One summit is a mound of ash and bone.
There is a curse, it’s said, on men and beasts
who trespass in the Sanctuary of Zeus.
They lose their shadows, die within the year.
(I figure women though, must be immune –
my shadow’s still as healthy as it was.)
I’ve slept high up on Mount Taÿgetus,
wedged in between a boulder and a pine,
in summer clothes – the mountain hut was closed.
(You tell me that you walked there as a boy
with several friends – it’s near your childhood home.)

In all these places I saw nothing of death.
Avernus now has birds again – and fish.
The stream of Acheron tastes cool and sweet.
Lykaion teems with life – gold butterflies
alighted on my shirt. Taÿgetus
was cold, that’s true – but I did not catch cold.
The shepherds gave me hot sheep’s milk at dawn.
And as for sex? I’ve risked it many times –
a thing that nobody can do alone.

In all, I find it hard to understand your fear.
Spartans are brave we know from history books –
always in training, athletes, super-fit –
both girls and boys worked out without their clothes.

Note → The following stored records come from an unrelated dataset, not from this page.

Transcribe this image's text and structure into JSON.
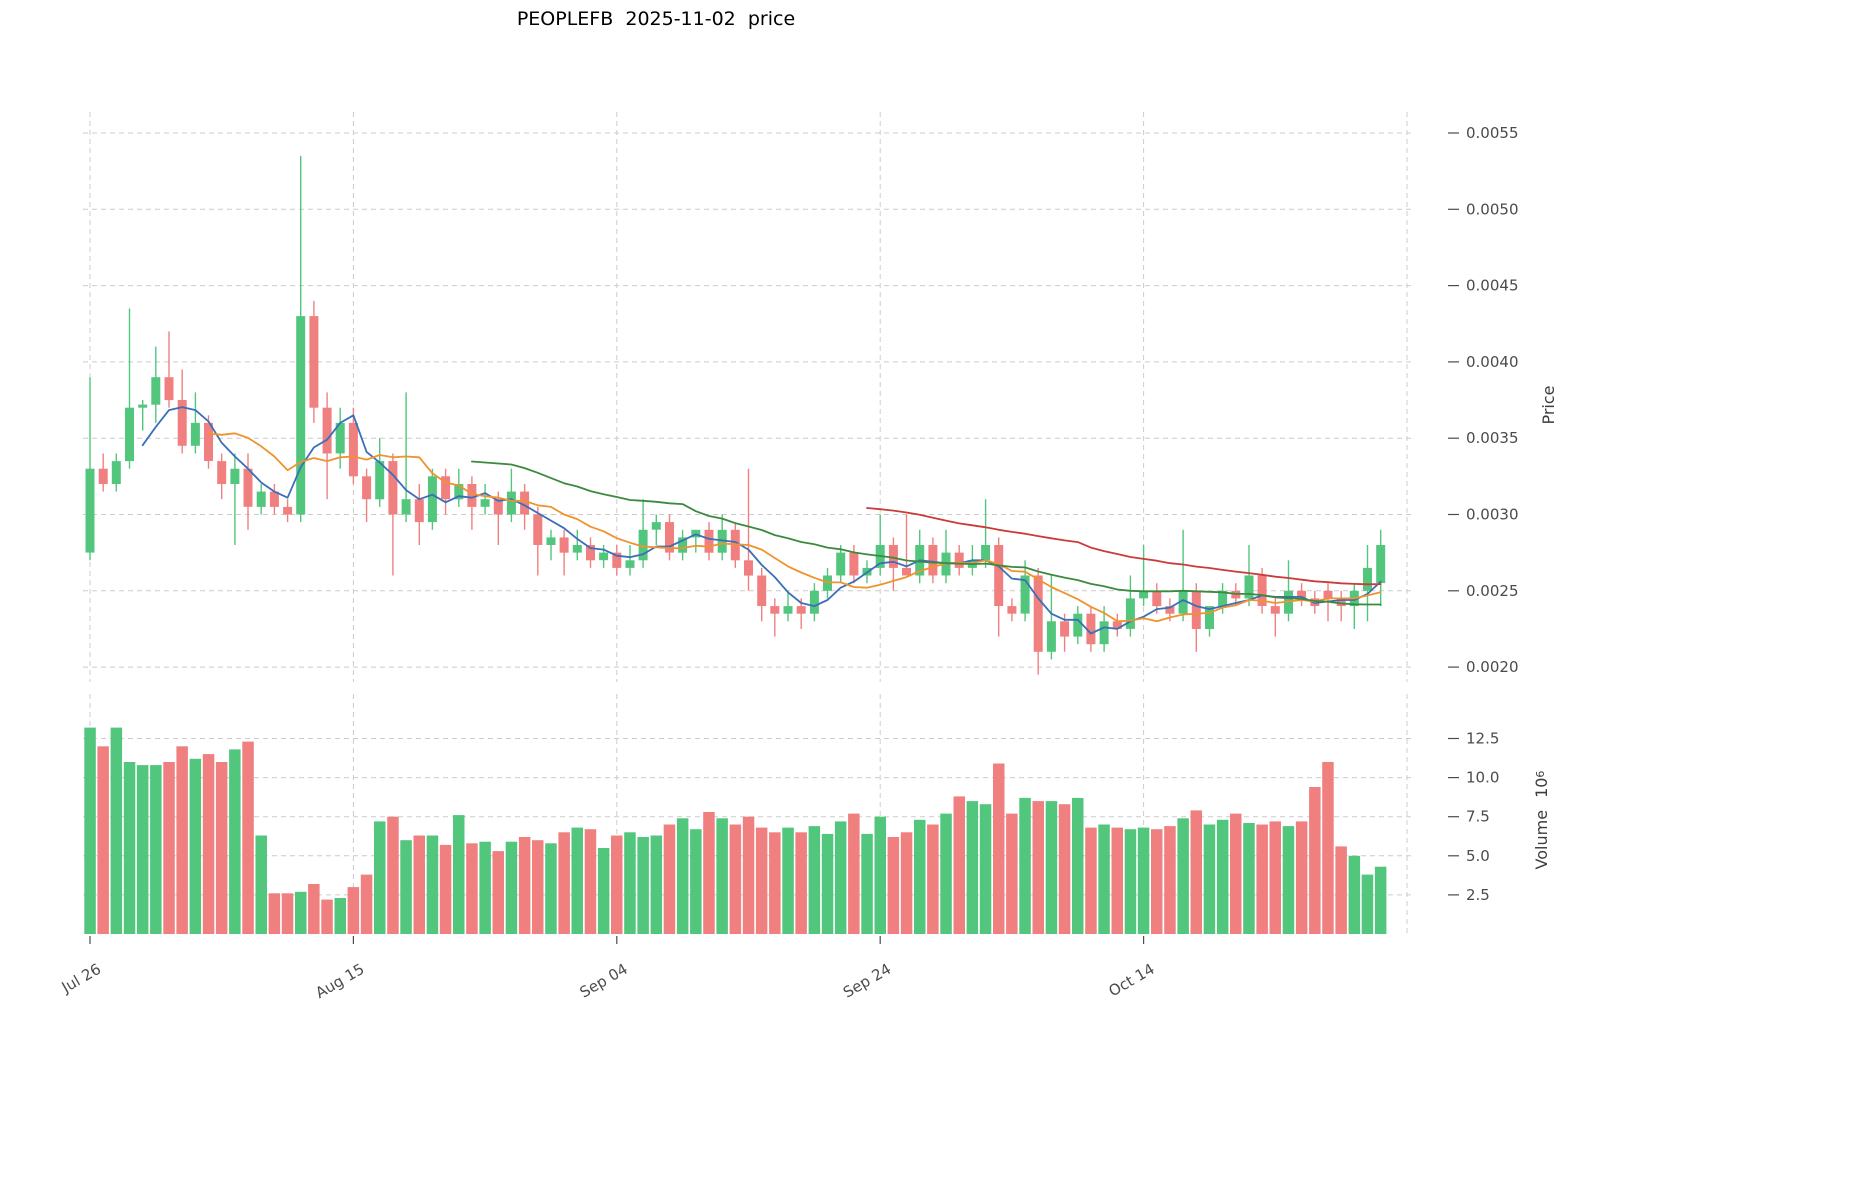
{
  "chart_data": {
    "type": "candlestick",
    "title": "PEOPLEFB  2025-11-02  price",
    "ylabel": "Price",
    "volume_label": {
      "text": "Volume",
      "base": "10",
      "exp": "6"
    },
    "grid": true,
    "ylim": [
      0.00185,
      0.0056
    ],
    "volume_ylim": [
      0,
      14
    ],
    "price_ticks": [
      0.002,
      0.0025,
      0.003,
      0.0035,
      0.004,
      0.0045,
      0.005,
      0.0055
    ],
    "volume_ticks": [
      2.5,
      5.0,
      7.5,
      10.0,
      12.5
    ],
    "x_ticks": [
      {
        "label": "Jul 26",
        "index": 0
      },
      {
        "label": "Aug 15",
        "index": 20
      },
      {
        "label": "Sep 04",
        "index": 40
      },
      {
        "label": "Sep 24",
        "index": 60
      },
      {
        "label": "Oct 14",
        "index": 80
      }
    ],
    "colors": {
      "up": "#52c67d",
      "down": "#f08080",
      "grid": "#cccccc",
      "tick_text": "#4b4b4b",
      "title_text": "#000000",
      "background": "#ffffff"
    },
    "moving_averages": [
      {
        "name": "mav5",
        "window": 5,
        "color": "#3a6fb8"
      },
      {
        "name": "mav10",
        "window": 10,
        "color": "#f0922d"
      },
      {
        "name": "mav30",
        "window": 30,
        "color": "#3c8a3f"
      },
      {
        "name": "mav60",
        "window": 60,
        "color": "#cc3a3a"
      }
    ],
    "ohlcv_columns": [
      "date",
      "open",
      "high",
      "low",
      "close",
      "volume_millions"
    ],
    "ohlcv": [
      [
        "2025-07-26",
        0.00275,
        0.0039,
        0.0027,
        0.0033,
        13.2
      ],
      [
        "2025-07-27",
        0.0033,
        0.0034,
        0.00315,
        0.0032,
        12.0
      ],
      [
        "2025-07-28",
        0.0032,
        0.0034,
        0.00315,
        0.00335,
        13.2
      ],
      [
        "2025-07-29",
        0.00335,
        0.00435,
        0.0033,
        0.0037,
        11.0
      ],
      [
        "2025-07-30",
        0.0037,
        0.00375,
        0.00355,
        0.00372,
        10.8
      ],
      [
        "2025-07-31",
        0.00372,
        0.0041,
        0.0036,
        0.0039,
        10.8
      ],
      [
        "2025-08-01",
        0.0039,
        0.0042,
        0.0037,
        0.00375,
        11.0
      ],
      [
        "2025-08-02",
        0.00375,
        0.00395,
        0.0034,
        0.00345,
        12.0
      ],
      [
        "2025-08-03",
        0.00345,
        0.0038,
        0.0034,
        0.0036,
        11.2
      ],
      [
        "2025-08-04",
        0.0036,
        0.00365,
        0.0033,
        0.00335,
        11.5
      ],
      [
        "2025-08-05",
        0.00335,
        0.0034,
        0.0031,
        0.0032,
        11.0
      ],
      [
        "2025-08-06",
        0.0032,
        0.0034,
        0.0028,
        0.0033,
        11.8
      ],
      [
        "2025-08-07",
        0.0033,
        0.0034,
        0.0029,
        0.00305,
        12.3
      ],
      [
        "2025-08-08",
        0.00305,
        0.0032,
        0.003,
        0.00315,
        6.3
      ],
      [
        "2025-08-09",
        0.00315,
        0.0032,
        0.003,
        0.00305,
        2.6
      ],
      [
        "2025-08-10",
        0.00305,
        0.0031,
        0.00295,
        0.003,
        2.6
      ],
      [
        "2025-08-11",
        0.003,
        0.00535,
        0.00295,
        0.0043,
        2.7
      ],
      [
        "2025-08-12",
        0.0043,
        0.0044,
        0.0036,
        0.0037,
        3.2
      ],
      [
        "2025-08-13",
        0.0037,
        0.0038,
        0.0031,
        0.0034,
        2.2
      ],
      [
        "2025-08-14",
        0.0034,
        0.0037,
        0.0033,
        0.0036,
        2.3
      ],
      [
        "2025-08-15",
        0.0036,
        0.0037,
        0.0032,
        0.00325,
        3.0
      ],
      [
        "2025-08-16",
        0.00325,
        0.0033,
        0.00295,
        0.0031,
        3.8
      ],
      [
        "2025-08-17",
        0.0031,
        0.0035,
        0.00305,
        0.00335,
        7.2
      ],
      [
        "2025-08-18",
        0.00335,
        0.0034,
        0.0026,
        0.003,
        7.5
      ],
      [
        "2025-08-19",
        0.003,
        0.0038,
        0.00295,
        0.0031,
        6.0
      ],
      [
        "2025-08-20",
        0.0031,
        0.0032,
        0.0028,
        0.00295,
        6.3
      ],
      [
        "2025-08-21",
        0.00295,
        0.0033,
        0.0029,
        0.00325,
        6.3
      ],
      [
        "2025-08-22",
        0.00325,
        0.0033,
        0.003,
        0.0031,
        5.7
      ],
      [
        "2025-08-23",
        0.0031,
        0.0033,
        0.00305,
        0.0032,
        7.6
      ],
      [
        "2025-08-24",
        0.0032,
        0.00325,
        0.0029,
        0.00305,
        5.8
      ],
      [
        "2025-08-25",
        0.00305,
        0.0032,
        0.003,
        0.0031,
        5.9
      ],
      [
        "2025-08-26",
        0.0031,
        0.00315,
        0.0028,
        0.003,
        5.3
      ],
      [
        "2025-08-27",
        0.003,
        0.0033,
        0.00295,
        0.00315,
        5.9
      ],
      [
        "2025-08-28",
        0.00315,
        0.0032,
        0.0029,
        0.003,
        6.2
      ],
      [
        "2025-08-29",
        0.003,
        0.00305,
        0.0026,
        0.0028,
        6.0
      ],
      [
        "2025-08-30",
        0.0028,
        0.0029,
        0.0027,
        0.00285,
        5.8
      ],
      [
        "2025-08-31",
        0.00285,
        0.0029,
        0.0026,
        0.00275,
        6.5
      ],
      [
        "2025-09-01",
        0.00275,
        0.0029,
        0.0027,
        0.0028,
        6.8
      ],
      [
        "2025-09-02",
        0.0028,
        0.00285,
        0.00265,
        0.0027,
        6.7
      ],
      [
        "2025-09-03",
        0.0027,
        0.0028,
        0.00265,
        0.00275,
        5.5
      ],
      [
        "2025-09-04",
        0.00275,
        0.0028,
        0.0026,
        0.00265,
        6.3
      ],
      [
        "2025-09-05",
        0.00265,
        0.0028,
        0.0026,
        0.0027,
        6.5
      ],
      [
        "2025-09-06",
        0.0027,
        0.0031,
        0.00265,
        0.0029,
        6.2
      ],
      [
        "2025-09-07",
        0.0029,
        0.003,
        0.0028,
        0.00295,
        6.3
      ],
      [
        "2025-09-08",
        0.00295,
        0.003,
        0.0027,
        0.00275,
        7.0
      ],
      [
        "2025-09-09",
        0.00275,
        0.0029,
        0.0027,
        0.00285,
        7.4
      ],
      [
        "2025-09-10",
        0.00285,
        0.0029,
        0.00275,
        0.0029,
        6.7
      ],
      [
        "2025-09-11",
        0.0029,
        0.00295,
        0.0027,
        0.00275,
        7.8
      ],
      [
        "2025-09-12",
        0.00275,
        0.003,
        0.0027,
        0.0029,
        7.4
      ],
      [
        "2025-09-13",
        0.0029,
        0.00295,
        0.00265,
        0.0027,
        7.0
      ],
      [
        "2025-09-14",
        0.0027,
        0.0033,
        0.0025,
        0.0026,
        7.5
      ],
      [
        "2025-09-15",
        0.0026,
        0.00265,
        0.0023,
        0.0024,
        6.8
      ],
      [
        "2025-09-16",
        0.0024,
        0.00245,
        0.0022,
        0.00235,
        6.5
      ],
      [
        "2025-09-17",
        0.00235,
        0.0025,
        0.0023,
        0.0024,
        6.8
      ],
      [
        "2025-09-18",
        0.0024,
        0.00245,
        0.00225,
        0.00235,
        6.5
      ],
      [
        "2025-09-19",
        0.00235,
        0.00255,
        0.0023,
        0.0025,
        6.9
      ],
      [
        "2025-09-20",
        0.0025,
        0.00265,
        0.00245,
        0.0026,
        6.4
      ],
      [
        "2025-09-21",
        0.0026,
        0.0028,
        0.00255,
        0.00275,
        7.2
      ],
      [
        "2025-09-22",
        0.00275,
        0.0028,
        0.00255,
        0.0026,
        7.7
      ],
      [
        "2025-09-23",
        0.0026,
        0.0027,
        0.00255,
        0.00265,
        6.4
      ],
      [
        "2025-09-24",
        0.00265,
        0.003,
        0.0026,
        0.0028,
        7.5
      ],
      [
        "2025-09-25",
        0.0028,
        0.00285,
        0.0025,
        0.00265,
        6.2
      ],
      [
        "2025-09-26",
        0.00265,
        0.003,
        0.0026,
        0.0026,
        6.5
      ],
      [
        "2025-09-27",
        0.0026,
        0.0029,
        0.00255,
        0.0028,
        7.3
      ],
      [
        "2025-09-28",
        0.0028,
        0.00285,
        0.00255,
        0.0026,
        7.0
      ],
      [
        "2025-09-29",
        0.0026,
        0.0029,
        0.00255,
        0.00275,
        7.7
      ],
      [
        "2025-09-30",
        0.00275,
        0.0028,
        0.0026,
        0.00265,
        8.8
      ],
      [
        "2025-10-01",
        0.00265,
        0.0028,
        0.0026,
        0.0027,
        8.5
      ],
      [
        "2025-10-02",
        0.0027,
        0.0031,
        0.00265,
        0.0028,
        8.3
      ],
      [
        "2025-10-03",
        0.0028,
        0.00285,
        0.0022,
        0.0024,
        10.9
      ],
      [
        "2025-10-04",
        0.0024,
        0.00245,
        0.0023,
        0.00235,
        7.7
      ],
      [
        "2025-10-05",
        0.00235,
        0.0027,
        0.0023,
        0.0026,
        8.7
      ],
      [
        "2025-10-06",
        0.0026,
        0.00265,
        0.00195,
        0.0021,
        8.5
      ],
      [
        "2025-10-07",
        0.0021,
        0.0026,
        0.00205,
        0.0023,
        8.5
      ],
      [
        "2025-10-08",
        0.0023,
        0.00235,
        0.0021,
        0.0022,
        8.3
      ],
      [
        "2025-10-09",
        0.0022,
        0.0024,
        0.00215,
        0.00235,
        8.7
      ],
      [
        "2025-10-10",
        0.00235,
        0.0024,
        0.0021,
        0.00215,
        6.8
      ],
      [
        "2025-10-11",
        0.00215,
        0.0024,
        0.0021,
        0.0023,
        7.0
      ],
      [
        "2025-10-12",
        0.0023,
        0.00235,
        0.0022,
        0.00225,
        6.8
      ],
      [
        "2025-10-13",
        0.00225,
        0.0026,
        0.0022,
        0.00245,
        6.7
      ],
      [
        "2025-10-14",
        0.00245,
        0.0028,
        0.0024,
        0.0025,
        6.8
      ],
      [
        "2025-10-15",
        0.0025,
        0.00255,
        0.00235,
        0.0024,
        6.7
      ],
      [
        "2025-10-16",
        0.0024,
        0.00245,
        0.0023,
        0.00235,
        6.9
      ],
      [
        "2025-10-17",
        0.00235,
        0.0029,
        0.0023,
        0.0025,
        7.4
      ],
      [
        "2025-10-18",
        0.0025,
        0.00255,
        0.0021,
        0.00225,
        7.9
      ],
      [
        "2025-10-19",
        0.00225,
        0.0024,
        0.0022,
        0.0024,
        7.0
      ],
      [
        "2025-10-20",
        0.0024,
        0.00255,
        0.00235,
        0.0025,
        7.3
      ],
      [
        "2025-10-21",
        0.0025,
        0.00255,
        0.0024,
        0.00245,
        7.7
      ],
      [
        "2025-10-22",
        0.00245,
        0.0028,
        0.0024,
        0.0026,
        7.1
      ],
      [
        "2025-10-23",
        0.0026,
        0.00265,
        0.00235,
        0.0024,
        7.0
      ],
      [
        "2025-10-24",
        0.0024,
        0.00245,
        0.0022,
        0.00235,
        7.2
      ],
      [
        "2025-10-25",
        0.00235,
        0.0027,
        0.0023,
        0.0025,
        6.9
      ],
      [
        "2025-10-26",
        0.0025,
        0.00255,
        0.0024,
        0.00245,
        7.2
      ],
      [
        "2025-10-27",
        0.00245,
        0.0025,
        0.00235,
        0.0024,
        9.4
      ],
      [
        "2025-10-28",
        0.0025,
        0.00255,
        0.0023,
        0.00245,
        11.0
      ],
      [
        "2025-10-29",
        0.00245,
        0.0025,
        0.0023,
        0.0024,
        5.6
      ],
      [
        "2025-10-30",
        0.0024,
        0.00255,
        0.00225,
        0.0025,
        5.0
      ],
      [
        "2025-10-31",
        0.0025,
        0.0028,
        0.0023,
        0.00265,
        3.8
      ],
      [
        "2025-11-01",
        0.00255,
        0.0029,
        0.0024,
        0.0028,
        4.3
      ]
    ]
  }
}
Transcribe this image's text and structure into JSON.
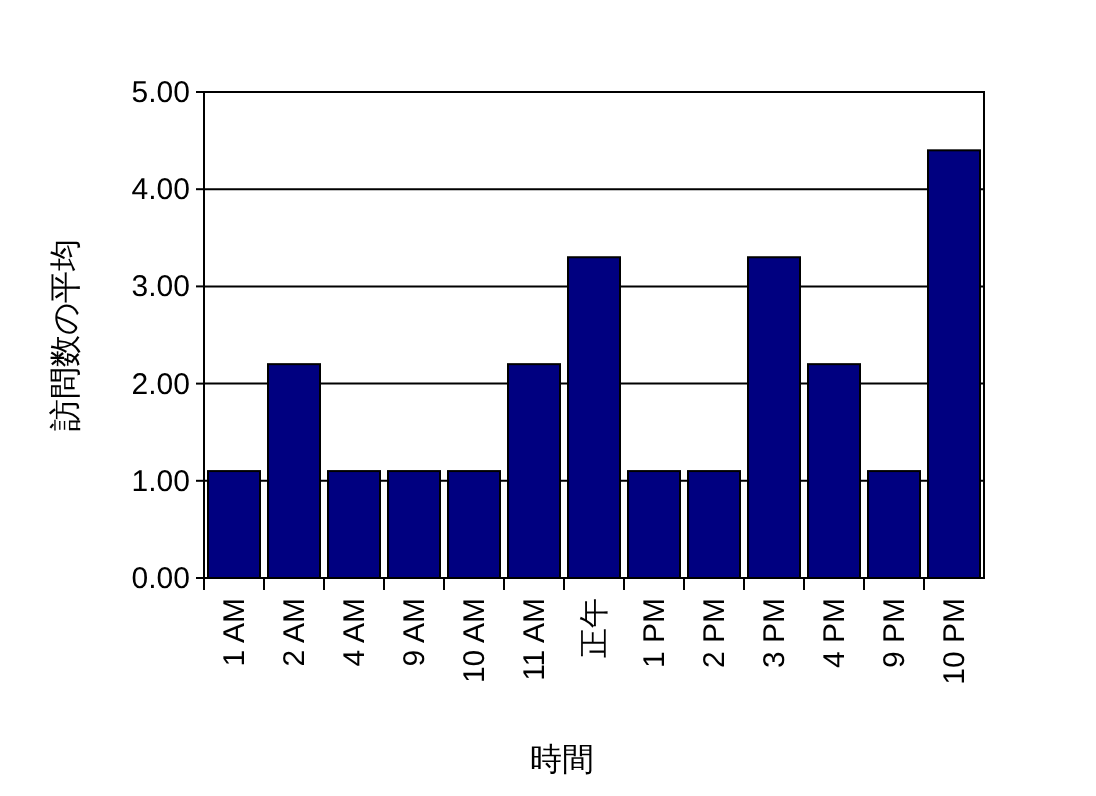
{
  "chart_data": {
    "type": "bar",
    "xlabel": "時間",
    "ylabel": "訪問数の平均",
    "categories": [
      "1 AM",
      "2 AM",
      "4 AM",
      "9 AM",
      "10 AM",
      "11 AM",
      "正午",
      "1 PM",
      "2 PM",
      "3 PM",
      "4 PM",
      "9 PM",
      "10 PM"
    ],
    "values": [
      1.1,
      2.2,
      1.1,
      1.1,
      1.1,
      2.2,
      3.3,
      1.1,
      1.1,
      3.3,
      2.2,
      1.1,
      4.4
    ],
    "color": "#000080",
    "ylim": [
      0,
      5
    ],
    "yticks": [
      {
        "value": 0,
        "label": "0.00"
      },
      {
        "value": 1,
        "label": "1.00"
      },
      {
        "value": 2,
        "label": "2.00"
      },
      {
        "value": 3,
        "label": "3.00"
      },
      {
        "value": 4,
        "label": "4.00"
      },
      {
        "value": 5,
        "label": "5.00"
      }
    ],
    "grid": "y"
  }
}
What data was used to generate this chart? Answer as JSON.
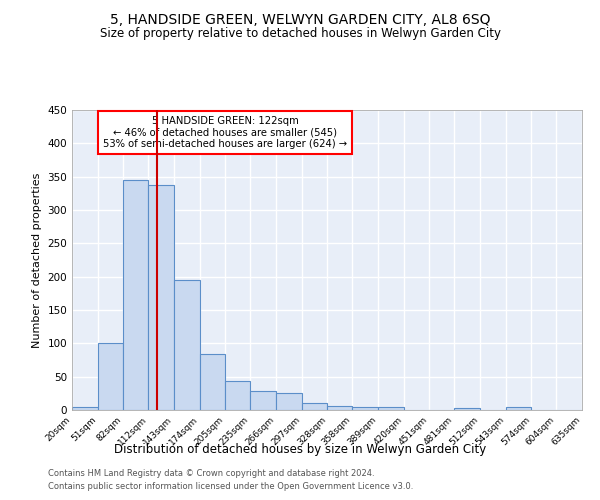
{
  "title": "5, HANDSIDE GREEN, WELWYN GARDEN CITY, AL8 6SQ",
  "subtitle": "Size of property relative to detached houses in Welwyn Garden City",
  "xlabel": "Distribution of detached houses by size in Welwyn Garden City",
  "ylabel": "Number of detached properties",
  "footnote1": "Contains HM Land Registry data © Crown copyright and database right 2024.",
  "footnote2": "Contains public sector information licensed under the Open Government Licence v3.0.",
  "annotation_line1": "5 HANDSIDE GREEN: 122sqm",
  "annotation_line2": "← 46% of detached houses are smaller (545)",
  "annotation_line3": "53% of semi-detached houses are larger (624) →",
  "bar_color": "#c9d9f0",
  "bar_edge_color": "#5b8ec9",
  "bar_edge_width": 0.8,
  "redline_x": 122,
  "redline_color": "#cc0000",
  "background_color": "#e8eef8",
  "grid_color": "#ffffff",
  "bins": [
    20,
    51,
    82,
    112,
    143,
    174,
    205,
    235,
    266,
    297,
    328,
    358,
    389,
    420,
    451,
    481,
    512,
    543,
    574,
    604,
    635
  ],
  "counts": [
    5,
    100,
    345,
    337,
    195,
    84,
    43,
    28,
    26,
    10,
    6,
    4,
    5,
    0,
    0,
    3,
    0,
    4,
    0,
    0,
    3
  ],
  "ylim": [
    0,
    450
  ],
  "yticks": [
    0,
    50,
    100,
    150,
    200,
    250,
    300,
    350,
    400,
    450
  ]
}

Sex is the centre and the cause of life.
Foreplay is only foreplay, nothing more –
this holding back – I call it cowardice.
Germs are a part of life – our lottery –
and like fierce dogs, they’re most inclined to bite
the timid souls who shrink away from them.
Use some protection till we’ve found a cure
for AIDS – that’s wise – but don’t give up on sex.

The end of sex implies a greater death –
all Nature petering out – mankind and beasts
tottering into a fearful old age,
childless – with no hope of posterity.

Choose wisely – caution’s best, I’ll give you that.
But fearing death too much is fearing life.